Exercises (3 points)
Use your understanding of Julia syntax and the GitHub workflow to complete the following (hopefully short) exercises. Convert your completed lab assignment to a PDF and submit it to the Gradescope Assignment “Lab 1”.
Remember to:
- Include a (succint but clear) writeup of the core idea underlying your code, through some combination of equations, text, and algorithms. As you are not required to submit your code, we will not be looking at it in detail, and instead will rely on those writeups to assess whether your approach is correct.
- If using the notebook, evaluate all of your code cells, in order (using a
Run All
command). This will make sure all output is visible and that the code cells were evaluated in the correct order. - Tag each of the problems when you submit to Gradescope; a 10% penalty will be deducted if this is not done.
Computing a Dot Product
Given two numeric arrays x
and y
, write a function to compute their dot product if they have equal length, and return an error if not (this is useful for debugging!). Use the following code as a starting point.
function dot_product(x, y)
if ... # insert test condition for equal lengths
# compute and return dot product
else
throw(DimensionMismatch("length of x not equal to length of y"))
end
end
Here are some tests to make sure your code works as intended. Tests like these are useful to make sure everything works as intended. One reason to split your code up into functions is that it makes it straightforward to write tests to make sure each piece of your code works, which makes it easier to identify where errors are occuring.
dot_product([1 2 3], [4 5 6])
If you know the value you should get, you can write a more formal test using the @assert
macro, which is a good way to “automate” checking (since you get an obvious error if the code doesn’t work as desired):
@assert dot_product([1 2 3], [4 5 6]) == 32
Let’s also make sure we get an error when the dimensions of the two vectors don’t match:
dot_product([1 2 3], [4 5])
Making a Plot
Write a function to compute the square of an integer x
. Evaluate this function for integers between \(x=-5\) and \(x=5\) and make a plot of the squared values (you can find a quick guide to making various types of plots here). Make sure to label your axes.
# insert your code here
Commit and Push Your Changes to GitHub
After completing the previous two exercises, commit your solution file (notebook or otherwise) and push to GitHub. Use an informative commit message which makes it clear what changes you’ve made. The specific workflow for this will vary depending on how you’re writing up your solutions; please search for specifics and ask for help as needed!

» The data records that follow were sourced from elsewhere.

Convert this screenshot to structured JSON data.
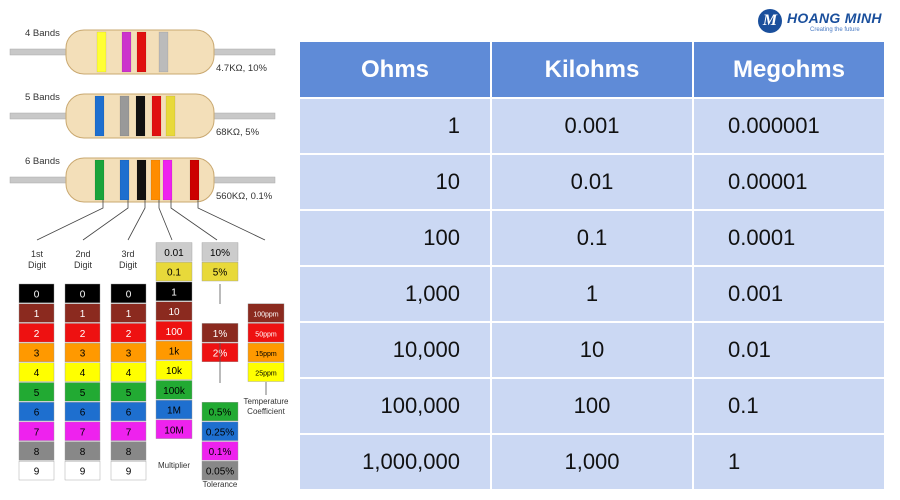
{
  "logo": {
    "name": "HOANG MINH",
    "tagline": "Creating the future"
  },
  "resistors": [
    {
      "label": "4 Bands",
      "value": "4.7KΩ, 10%",
      "bands": [
        "#ffff33",
        "#cc33cc",
        "#e01010",
        "#bbbbbb"
      ]
    },
    {
      "label": "5 Bands",
      "value": "68KΩ, 5%",
      "bands": [
        "#1e6fcf",
        "#999999",
        "#111111",
        "#e01010",
        "#e8d93a"
      ]
    },
    {
      "label": "6 Bands",
      "value": "560KΩ, 0.1%",
      "bands": [
        "#1aa33a",
        "#1e6fcf",
        "#111111",
        "#ff8c00",
        "#ee22ee",
        "#cc0000"
      ]
    }
  ],
  "columns": {
    "digit1": {
      "heading": "1st\nDigit",
      "line1": "1st",
      "line2": "Digit"
    },
    "digit2": {
      "line1": "2nd",
      "line2": "Digit"
    },
    "digit3": {
      "line1": "3rd",
      "line2": "Digit"
    },
    "multiplier_label": "Multiplier",
    "tolerance_label": "Tolerance",
    "tempco_label_1": "Temperature",
    "tempco_label_2": "Coefficient"
  },
  "digit_rows": [
    {
      "v": "0",
      "color": "#000000",
      "text": "#ffffff"
    },
    {
      "v": "1",
      "color": "#8b2a1f",
      "text": "#ffffff"
    },
    {
      "v": "2",
      "color": "#ee1111",
      "text": "#ffffff"
    },
    {
      "v": "3",
      "color": "#ff9900",
      "text": "#000000"
    },
    {
      "v": "4",
      "color": "#ffff00",
      "text": "#000000"
    },
    {
      "v": "5",
      "color": "#22aa33",
      "text": "#000000"
    },
    {
      "v": "6",
      "color": "#1e6fcf",
      "text": "#000000"
    },
    {
      "v": "7",
      "color": "#ee22ee",
      "text": "#000000"
    },
    {
      "v": "8",
      "color": "#888888",
      "text": "#000000"
    },
    {
      "v": "9",
      "color": "#ffffff",
      "text": "#000000"
    }
  ],
  "multiplier_rows": [
    {
      "v": "0.01",
      "color": "#cccccc",
      "text": "#000000"
    },
    {
      "v": "0.1",
      "color": "#e8d93a",
      "text": "#000000"
    },
    {
      "v": "1",
      "color": "#000000",
      "text": "#ffffff"
    },
    {
      "v": "10",
      "color": "#8b2a1f",
      "text": "#ffffff"
    },
    {
      "v": "100",
      "color": "#ee1111",
      "text": "#ffffff"
    },
    {
      "v": "1k",
      "color": "#ff9900",
      "text": "#000000"
    },
    {
      "v": "10k",
      "color": "#ffff00",
      "text": "#000000"
    },
    {
      "v": "100k",
      "color": "#22aa33",
      "text": "#000000"
    },
    {
      "v": "1M",
      "color": "#1e6fcf",
      "text": "#000000"
    },
    {
      "v": "10M",
      "color": "#ee22ee",
      "text": "#000000"
    }
  ],
  "tolerance_rows": [
    {
      "v": "10%",
      "color": "#cccccc",
      "text": "#000000",
      "slot": 0
    },
    {
      "v": "5%",
      "color": "#e8d93a",
      "text": "#000000",
      "slot": 1
    },
    {
      "v": "1%",
      "color": "#8b2a1f",
      "text": "#ffffff",
      "slot": 3
    },
    {
      "v": "2%",
      "color": "#ee1111",
      "text": "#ffffff",
      "slot": 4
    },
    {
      "v": "0.5%",
      "color": "#22aa33",
      "text": "#000000",
      "slot": 7
    },
    {
      "v": "0.25%",
      "color": "#1e6fcf",
      "text": "#000000",
      "slot": 8
    },
    {
      "v": "0.1%",
      "color": "#ee22ee",
      "text": "#000000",
      "slot": 9
    },
    {
      "v": "0.05%",
      "color": "#888888",
      "text": "#000000",
      "slot": 10
    }
  ],
  "tempco_rows": [
    {
      "v": "100ppm",
      "color": "#8b2a1f",
      "text": "#ffffff"
    },
    {
      "v": "50ppm",
      "color": "#ee1111",
      "text": "#ffffff"
    },
    {
      "v": "15ppm",
      "color": "#ff9900",
      "text": "#000000"
    },
    {
      "v": "25ppm",
      "color": "#ffff00",
      "text": "#000000"
    }
  ],
  "table": {
    "headers": [
      "Ohms",
      "Kilohms",
      "Megohms"
    ],
    "rows": [
      [
        "1",
        "0.001",
        "0.000001"
      ],
      [
        "10",
        "0.01",
        "0.00001"
      ],
      [
        "100",
        "0.1",
        "0.0001"
      ],
      [
        "1,000",
        "1",
        "0.001"
      ],
      [
        "10,000",
        "10",
        "0.01"
      ],
      [
        "100,000",
        "100",
        "0.1"
      ],
      [
        "1,000,000",
        "1,000",
        "1"
      ]
    ]
  }
}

Ideally, you’d commit whenever you make a “substantial” enough change that you want to lock in, such as writing the core code for a problem or completing a problem, if you’re preparing code to be used elsewhere (by yourself or others), or if you want to ask for help. git
lets you revert changes back to a previous commit, so it’s easy to undo changes or updates which broke something that was previously working, so changing too many things at once can make it hard to keep track of what worked when.

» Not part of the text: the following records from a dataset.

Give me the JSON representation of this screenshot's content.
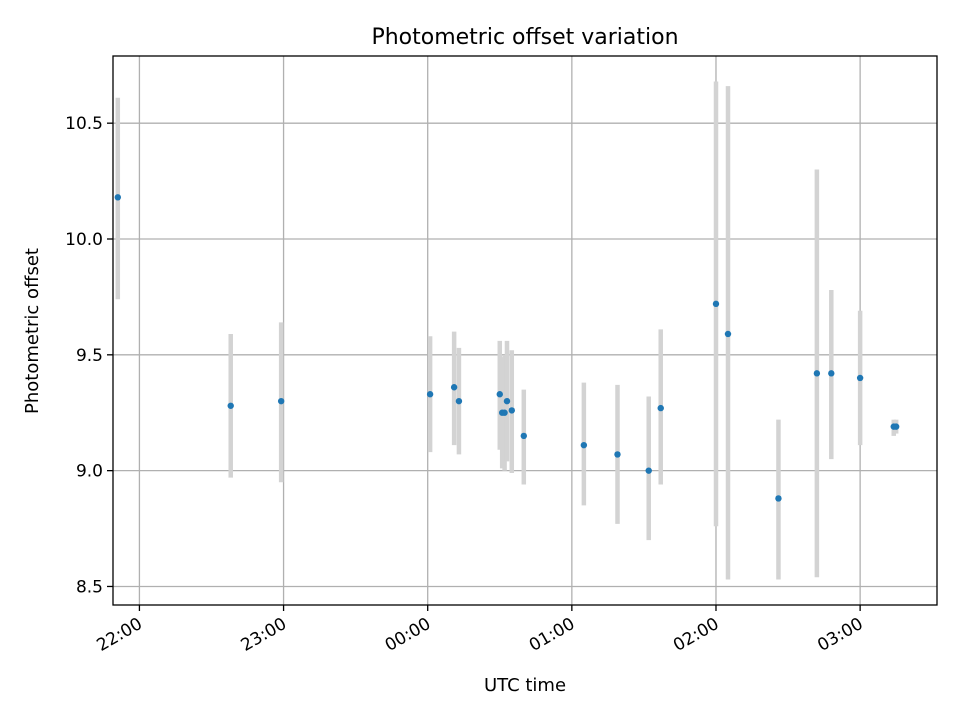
{
  "chart_data": {
    "type": "scatter",
    "title": "Photometric offset variation",
    "xlabel": "UTC time",
    "ylabel": "Photometric offset",
    "x_axis_type": "time",
    "x_time_reference_day": "2000-01-01",
    "xlim": [
      "2000-01-01T21:49:00",
      "2000-01-02T03:32:00"
    ],
    "ylim": [
      8.42,
      10.79
    ],
    "x_ticks": [
      {
        "time": "2000-01-01T22:00:00",
        "label": "22:00"
      },
      {
        "time": "2000-01-01T23:00:00",
        "label": "23:00"
      },
      {
        "time": "2000-01-02T00:00:00",
        "label": "00:00"
      },
      {
        "time": "2000-01-02T01:00:00",
        "label": "01:00"
      },
      {
        "time": "2000-01-02T02:00:00",
        "label": "02:00"
      },
      {
        "time": "2000-01-02T03:00:00",
        "label": "03:00"
      }
    ],
    "y_ticks": [
      {
        "value": 8.5,
        "label": "8.5"
      },
      {
        "value": 9.0,
        "label": "9.0"
      },
      {
        "value": 9.5,
        "label": "9.5"
      },
      {
        "value": 10.0,
        "label": "10.0"
      },
      {
        "value": 10.5,
        "label": "10.5"
      }
    ],
    "grid": true,
    "x_tick_rotation_deg": 30,
    "point_color": "#1f77b4",
    "errorbar_color": "#d3d3d3",
    "points": [
      {
        "time": "2000-01-01T21:51:00",
        "y": 10.18,
        "yerr_low": 9.74,
        "yerr_high": 10.61
      },
      {
        "time": "2000-01-01T22:38:00",
        "y": 9.28,
        "yerr_low": 8.97,
        "yerr_high": 9.59
      },
      {
        "time": "2000-01-01T22:59:00",
        "y": 9.3,
        "yerr_low": 8.95,
        "yerr_high": 9.64
      },
      {
        "time": "2000-01-02T00:01:00",
        "y": 9.33,
        "yerr_low": 9.08,
        "yerr_high": 9.58
      },
      {
        "time": "2000-01-02T00:11:00",
        "y": 9.36,
        "yerr_low": 9.11,
        "yerr_high": 9.6
      },
      {
        "time": "2000-01-02T00:13:00",
        "y": 9.3,
        "yerr_low": 9.07,
        "yerr_high": 9.53
      },
      {
        "time": "2000-01-02T00:30:00",
        "y": 9.33,
        "yerr_low": 9.09,
        "yerr_high": 9.56
      },
      {
        "time": "2000-01-02T00:31:00",
        "y": 9.25,
        "yerr_low": 9.01,
        "yerr_high": 9.49
      },
      {
        "time": "2000-01-02T00:32:00",
        "y": 9.25,
        "yerr_low": 9.0,
        "yerr_high": 9.5
      },
      {
        "time": "2000-01-02T00:33:00",
        "y": 9.3,
        "yerr_low": 9.04,
        "yerr_high": 9.56
      },
      {
        "time": "2000-01-02T00:35:00",
        "y": 9.26,
        "yerr_low": 8.99,
        "yerr_high": 9.52
      },
      {
        "time": "2000-01-02T00:40:00",
        "y": 9.15,
        "yerr_low": 8.94,
        "yerr_high": 9.35
      },
      {
        "time": "2000-01-02T01:05:00",
        "y": 9.11,
        "yerr_low": 8.85,
        "yerr_high": 9.38
      },
      {
        "time": "2000-01-02T01:19:00",
        "y": 9.07,
        "yerr_low": 8.77,
        "yerr_high": 9.37
      },
      {
        "time": "2000-01-02T01:32:00",
        "y": 9.0,
        "yerr_low": 8.7,
        "yerr_high": 9.32
      },
      {
        "time": "2000-01-02T01:37:00",
        "y": 9.27,
        "yerr_low": 8.94,
        "yerr_high": 9.61
      },
      {
        "time": "2000-01-02T02:00:00",
        "y": 9.72,
        "yerr_low": 8.76,
        "yerr_high": 10.68
      },
      {
        "time": "2000-01-02T02:05:00",
        "y": 9.59,
        "yerr_low": 8.53,
        "yerr_high": 10.66
      },
      {
        "time": "2000-01-02T02:26:00",
        "y": 8.88,
        "yerr_low": 8.53,
        "yerr_high": 9.22
      },
      {
        "time": "2000-01-02T02:42:00",
        "y": 9.42,
        "yerr_low": 8.54,
        "yerr_high": 10.3
      },
      {
        "time": "2000-01-02T02:48:00",
        "y": 9.42,
        "yerr_low": 9.05,
        "yerr_high": 9.78
      },
      {
        "time": "2000-01-02T03:00:00",
        "y": 9.4,
        "yerr_low": 9.11,
        "yerr_high": 9.69
      },
      {
        "time": "2000-01-02T03:14:00",
        "y": 9.19,
        "yerr_low": 9.15,
        "yerr_high": 9.22
      },
      {
        "time": "2000-01-02T03:15:00",
        "y": 9.19,
        "yerr_low": 9.16,
        "yerr_high": 9.22
      }
    ]
  }
}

But in this case, go ahead and just commit after finishing the problems.
Push the repository with these commits to GitHub and take a screenshot of the repository page (https://github.com/BEE4750-FA24/<username>/lab01
) which shows the updated repository. Include that screenshot in your submission as the solution to this problem.
Submitting PDF
These submission instructions will not be repeated on future assignments!

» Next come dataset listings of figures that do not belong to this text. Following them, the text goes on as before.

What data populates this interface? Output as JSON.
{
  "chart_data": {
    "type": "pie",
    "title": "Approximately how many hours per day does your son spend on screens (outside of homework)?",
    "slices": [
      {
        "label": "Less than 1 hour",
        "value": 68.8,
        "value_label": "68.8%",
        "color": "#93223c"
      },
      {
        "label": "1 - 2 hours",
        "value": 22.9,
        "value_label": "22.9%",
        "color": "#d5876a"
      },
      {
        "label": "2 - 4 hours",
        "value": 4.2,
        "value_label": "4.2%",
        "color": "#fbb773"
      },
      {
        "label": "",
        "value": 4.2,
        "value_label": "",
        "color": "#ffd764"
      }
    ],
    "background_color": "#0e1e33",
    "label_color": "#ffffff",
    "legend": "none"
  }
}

Export your writeup as a PDF and submit it to the “Lab 1” assignment on Gradescope. Make sure that you tag pages corresponding to relevant problems to avoid a 10% penalty.
You are not required to submit your code when submitting assignments. However, when printing a notebook to PDF, long lines will run off the edge of code cells, which may result in comments or code being hidden. If you see this, go back to the notebook and break up long lines into shorter onces (for example, see the comment in the above code cell) to ensure key parts of your results aren’t missing.